The Heroine's Journey. Or not?

One of the joys of participating in this blog is that I so often find inspiration in the posts of my fellow hoydens. "Yes," I'll find myself thinking as I read this or that post in the weeks preceding my turn. "Yes, that's true and interesting. But for my purposes, I'd like to look at it this way..."

So, for example, qua Leslie's post about the Duchess of Windsor, her fabulous shoes and horrendous politics, some time I'd like to think more about the roots of today's romance (and mystery) genres in the Tory-ish habits of minds of writers like Georgette Heyer and Dorothy Sayers, even P.G. Wodehouse, during the period between the wars -- the comforts (take that as you like) of class inequality in a period of political instability. For readers and writers of historical romance today, how much of the Regency England we've come to feel so much at home in actually got its polish and perfection during (and in the image of the high life of) 1930s Britain?

But that's a post that'll take more work and reading than I have time for here and now.

And anyway, this week I've been mulling over some thoughts sparked by Tracy's post about unlikeable heroines. Or my response to it, anyway, when I realized with particular emphasis and pathos how very little geographical distance Emma Woodhouse ever covers, and how unusual that is for a romance heroine.

I don't have any statistics here (and of course there are all sorts of variations and exceptions). But still, it seems to me central to the romance genre that its heroines very often embark upon journeys before they (literally and figuratively) find their ways home. In a genre that tells the story of its heroine's quest for her self and simultaneously for her ultimate home in the world, very often that heroine has to leave home, abandon the familiar and the familial in order to see herself (and others, and of course most particularly the hero) outside the accustomed map of understandings she's grown up with.

The first romances (written by second-century AD Greeks during the era when Greece had become the Roman Empire's artsy outpost -- its Tribeca, say, or perhaps its Hollywood) are almost comically clear about their stories' need for voyages, often to the ends of the known world. According to my own summary (in The Edge of Impropriety):
...most of the ancient novels were full of adventures — shipwrecks, slavery, pirate raids, lovers parted under duress. Sometimes the lovers' benighted parents even sent them off to sea — as though to make sure events would have every opportunity to separate them.
Of course the Regency hero quite often has had his war adventures. But in the heroine-centered romance tradition that began, I think, with Richardson and got its turbo charge from Jane Austen, it's the heroine in particular whom we accompany upon her voyage out into the world in order to make her own personal sense of it, herself, and others.

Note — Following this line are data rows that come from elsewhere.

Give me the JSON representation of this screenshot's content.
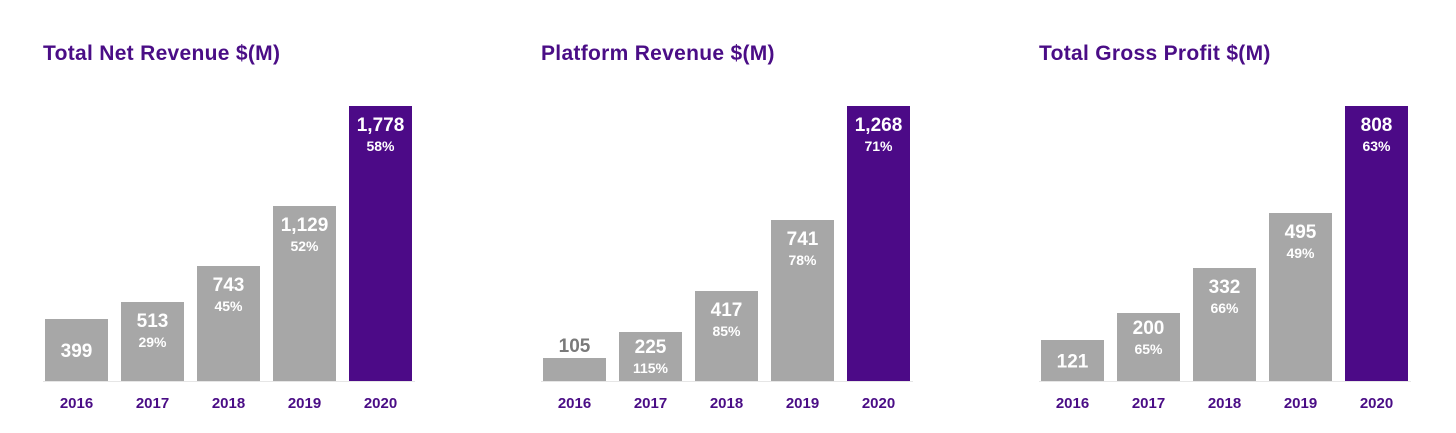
{
  "colors": {
    "past": "#a7a7a7",
    "highlight": "#4c0a87",
    "title": "#4a0d86",
    "tick": "#4a0d86",
    "baseline": "#e6e6e6"
  },
  "chart_data": [
    {
      "type": "bar",
      "title": "Total Net Revenue $(M)",
      "categories": [
        "2016",
        "2017",
        "2018",
        "2019",
        "2020"
      ],
      "values": [
        399,
        513,
        743,
        1129,
        1778
      ],
      "value_labels": [
        "399",
        "513",
        "743",
        "1,129",
        "1,778"
      ],
      "growth_labels": [
        "",
        "29%",
        "45%",
        "52%",
        "58%"
      ],
      "highlight_index": 4,
      "ylim": [
        0,
        1778
      ]
    },
    {
      "type": "bar",
      "title": "Platform Revenue $(M)",
      "categories": [
        "2016",
        "2017",
        "2018",
        "2019",
        "2020"
      ],
      "values": [
        105,
        225,
        417,
        741,
        1268
      ],
      "value_labels": [
        "105",
        "225",
        "417",
        "741",
        "1,268"
      ],
      "growth_labels": [
        "",
        "115%",
        "85%",
        "78%",
        "71%"
      ],
      "highlight_index": 4,
      "ylim": [
        0,
        1268
      ]
    },
    {
      "type": "bar",
      "title": "Total Gross Profit $(M)",
      "categories": [
        "2016",
        "2017",
        "2018",
        "2019",
        "2020"
      ],
      "values": [
        121,
        200,
        332,
        495,
        808
      ],
      "value_labels": [
        "121",
        "200",
        "332",
        "495",
        "808"
      ],
      "growth_labels": [
        "",
        "65%",
        "66%",
        "49%",
        "63%"
      ],
      "highlight_index": 4,
      "ylim": [
        0,
        808
      ]
    }
  ]
}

And yet, what does it mean to voyage out in the world? For a protected young woman of the middle classes (unlike, say, Charlotte Bronte's heroines like Lucy Snowe in Villette, who works in a school), where could she go but to someone else's home? The home might be paradisal (like Pemberley) or hellish (like Northanger Abbey), but it always hides and ultimately reveals secrets of human relationships and past suffering -- the unraveling of which is deeply interwoven with the young woman's growth beyond the familiar and familial patterns she started with.

The form, of course, reached a kind of perfection in Pride and Prejudice. The best kind of perfection, I think -- because we have three more Jane Austen novels to explore the theme in fascinating, quirky, and perhaps less romanticized variation: think of Fanny Price in Mansfield Park, who journeys back to her childhood home in Portsmouth to find that it isn't home any more. Or Anne Elliot in Persuasion, who (as critic Tony Tanner points out) quite radically rejects the entirety of home and family she grew up with... to find a completely new home and family as far-flung as the British Navy (and Empire) will allow.

And then there's Emma, who never leaves Hartfield (which estate, as Jane Austen points out, is just a little "notch" cut out of Donwell Abbey -- by the end of the book returned to its rightful owner). Emma is a novel of charm and brio, but it's also a story that takes place within a very tight set of limitations (perhaps even tighter than those constraining the sometimes doleful Mansfield Park).

Does a girl whose personal maturation has been so limited by the needs of an inadequate father really get to mature under the tutelage of a husband/father figure she says she will call "my Mr. Knightley"?

Emma has never even seen the sea (no mean feat for a resident of a small island nation whose middle and upper classes delighted in visits to watering places). Yes, she and her Mr. Knightley will finally go there on their honeymoon. But is this an entirely happy ending? Has Emma ever really made the sort of journey we want for our heroines?

What do you think?

And what meanings do you draw from the inner and outer voyages of your favorite romance heroines?